A punição seria ampliada em casos que envolvam organização criminosa, uso de terceiros para ocultação, participação de menores de 18 anos na promoção ou operação ou continuidade das atividades depois de uma ordem oficial de bloqueio.
Proposta cita impacto das bets sobre renda das famílias
Na justificativa do PL, Caroline de Toni afirma que pretende reverter a decisão legislativa que permitiu a expansão das apostas de quota fixa diante dos impactos econômicos, sociais e de saúde pública atribuídos ao crescimento do setor.
O documento cita estimativas do Boletim Fiscal dos Estados Brasileiros, elaborado no âmbito do Comsefaz, segundo as quais a transferência líquida média mensal atribuível às bets entre outubro de 2024 e março de 2026 chegou a R$ 4,7 bilhões.
Para 2025, a estimativa apresentada é de R$ 62,5 bilhões em saída líquida de recursos das famílias brasileiras para o setor, equivalente a aproximadamente 0,68% da Renda Nacional Disponível Bruta das Famílias.
O próprio projeto ressalta que esses números são estimativas produzidas por modelos estatísticos e não significam que cada real identificado possa ser relacionado diretamente a uma aposta específica.
A justificativa também menciona um levantamento da Tendências Consultoria e da Peers Consulting+Technology que estima aproximadamente R$ 37 bilhões em receita bruta das bets em 2025, com mais de 25 milhões de usuários. Esses dados são apresentados pelo projeto como parte dos argumentos utilizados pela autora para defender a mudança.
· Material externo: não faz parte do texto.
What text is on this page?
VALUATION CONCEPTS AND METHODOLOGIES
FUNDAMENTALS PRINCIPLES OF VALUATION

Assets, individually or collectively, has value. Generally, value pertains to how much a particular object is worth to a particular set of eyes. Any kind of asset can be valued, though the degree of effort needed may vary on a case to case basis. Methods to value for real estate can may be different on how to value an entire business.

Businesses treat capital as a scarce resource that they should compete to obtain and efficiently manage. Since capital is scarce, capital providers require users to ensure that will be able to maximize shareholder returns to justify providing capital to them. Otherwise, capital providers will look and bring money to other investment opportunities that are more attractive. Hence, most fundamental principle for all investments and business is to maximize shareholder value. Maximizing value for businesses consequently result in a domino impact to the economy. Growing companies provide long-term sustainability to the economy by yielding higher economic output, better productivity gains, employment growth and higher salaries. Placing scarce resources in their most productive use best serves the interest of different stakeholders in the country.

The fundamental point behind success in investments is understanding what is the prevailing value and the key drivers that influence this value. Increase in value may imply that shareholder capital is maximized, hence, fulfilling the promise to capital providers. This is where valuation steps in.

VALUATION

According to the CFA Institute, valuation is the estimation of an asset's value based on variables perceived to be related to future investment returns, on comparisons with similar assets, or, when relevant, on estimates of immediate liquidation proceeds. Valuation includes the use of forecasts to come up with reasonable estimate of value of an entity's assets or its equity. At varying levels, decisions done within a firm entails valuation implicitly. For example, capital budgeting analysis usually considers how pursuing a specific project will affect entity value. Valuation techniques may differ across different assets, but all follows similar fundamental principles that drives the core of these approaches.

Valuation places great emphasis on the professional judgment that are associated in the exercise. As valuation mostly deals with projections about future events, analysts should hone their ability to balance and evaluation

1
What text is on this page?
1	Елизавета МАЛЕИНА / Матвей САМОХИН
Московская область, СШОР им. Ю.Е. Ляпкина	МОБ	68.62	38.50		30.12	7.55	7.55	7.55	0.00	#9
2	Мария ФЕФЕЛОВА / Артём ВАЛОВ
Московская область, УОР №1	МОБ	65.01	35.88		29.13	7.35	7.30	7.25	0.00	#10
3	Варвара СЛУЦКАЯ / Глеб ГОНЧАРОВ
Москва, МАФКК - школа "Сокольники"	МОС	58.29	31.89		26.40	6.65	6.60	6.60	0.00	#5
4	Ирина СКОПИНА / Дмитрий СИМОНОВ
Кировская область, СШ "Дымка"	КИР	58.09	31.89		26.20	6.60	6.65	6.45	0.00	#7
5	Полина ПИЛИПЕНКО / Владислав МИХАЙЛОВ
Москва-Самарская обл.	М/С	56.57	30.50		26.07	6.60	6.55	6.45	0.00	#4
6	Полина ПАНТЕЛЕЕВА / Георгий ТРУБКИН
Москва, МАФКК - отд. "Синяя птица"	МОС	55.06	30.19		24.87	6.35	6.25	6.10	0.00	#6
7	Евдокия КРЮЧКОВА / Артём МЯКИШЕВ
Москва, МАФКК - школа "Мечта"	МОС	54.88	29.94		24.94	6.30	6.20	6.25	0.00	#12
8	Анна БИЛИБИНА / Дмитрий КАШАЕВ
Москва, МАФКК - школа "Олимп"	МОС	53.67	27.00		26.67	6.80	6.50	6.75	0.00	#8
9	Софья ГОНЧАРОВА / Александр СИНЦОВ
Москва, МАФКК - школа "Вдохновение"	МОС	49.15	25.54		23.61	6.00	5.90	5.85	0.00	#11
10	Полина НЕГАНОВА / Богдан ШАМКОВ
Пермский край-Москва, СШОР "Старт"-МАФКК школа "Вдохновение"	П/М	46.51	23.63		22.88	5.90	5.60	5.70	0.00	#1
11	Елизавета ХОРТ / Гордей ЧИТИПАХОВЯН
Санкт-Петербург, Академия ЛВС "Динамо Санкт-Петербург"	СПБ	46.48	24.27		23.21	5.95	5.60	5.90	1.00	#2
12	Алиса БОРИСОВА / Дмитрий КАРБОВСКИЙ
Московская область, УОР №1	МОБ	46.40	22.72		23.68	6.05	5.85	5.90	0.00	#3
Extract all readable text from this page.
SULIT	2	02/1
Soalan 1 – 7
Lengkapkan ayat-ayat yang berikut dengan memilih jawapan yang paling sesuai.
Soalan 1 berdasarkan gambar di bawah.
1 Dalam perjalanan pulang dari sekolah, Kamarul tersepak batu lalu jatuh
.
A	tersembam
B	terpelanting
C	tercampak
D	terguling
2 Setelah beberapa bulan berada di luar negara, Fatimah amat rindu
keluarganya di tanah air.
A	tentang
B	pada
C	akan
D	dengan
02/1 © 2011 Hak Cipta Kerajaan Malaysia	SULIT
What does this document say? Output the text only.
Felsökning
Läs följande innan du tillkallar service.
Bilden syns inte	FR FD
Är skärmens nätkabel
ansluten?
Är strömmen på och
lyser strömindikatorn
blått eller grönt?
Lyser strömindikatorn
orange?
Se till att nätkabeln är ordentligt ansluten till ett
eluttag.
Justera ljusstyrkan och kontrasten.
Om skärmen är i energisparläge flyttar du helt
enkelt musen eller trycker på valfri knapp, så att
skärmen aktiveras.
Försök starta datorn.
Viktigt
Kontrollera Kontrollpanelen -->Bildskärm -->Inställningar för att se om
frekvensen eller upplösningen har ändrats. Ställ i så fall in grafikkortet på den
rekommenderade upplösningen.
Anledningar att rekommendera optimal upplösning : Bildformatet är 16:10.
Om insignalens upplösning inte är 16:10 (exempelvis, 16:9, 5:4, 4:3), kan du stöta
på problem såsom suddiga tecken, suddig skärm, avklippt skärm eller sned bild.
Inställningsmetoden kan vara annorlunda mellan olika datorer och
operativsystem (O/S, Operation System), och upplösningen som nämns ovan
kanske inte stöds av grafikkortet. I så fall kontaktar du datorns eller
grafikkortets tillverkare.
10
O texto cita ainda os riscos associados ao jogo problemático e lembra que o Ministério da Saúde lançou, em julho de 2026, uma campanha nacional de prevenção aos danos relacionados às apostas online e passou a divulgar atendimento específico no SUS para apostadores e familiares.
Aprovação revogaria atual legislação das bets
As apostas de quota fixa foram instituídas no Brasil pela Lei 13.756, de 2018. A Lei 14.790, aprovada em 2023, ampliou e regulamentou o modelo, incluindo apostas sobre eventos esportivos e jogos online e estabelecendo o regime de autorizações para empresas.
O PL 5.153/2026 prevê revogar a Lei 14.790/2023 e dispositivos da legislação de 2018 relacionados à exploração das apostas de quota fixa a partir do 181º dia após a publicação da eventual nova lei.
A apresentação do projeto, porém, é apenas o início da tramitação legislativa. Para que a proibição entre em vigor, a proposta ainda precisa avançar na Câmara, ser aprovada pelo Senado e seguir para sanção presidencial.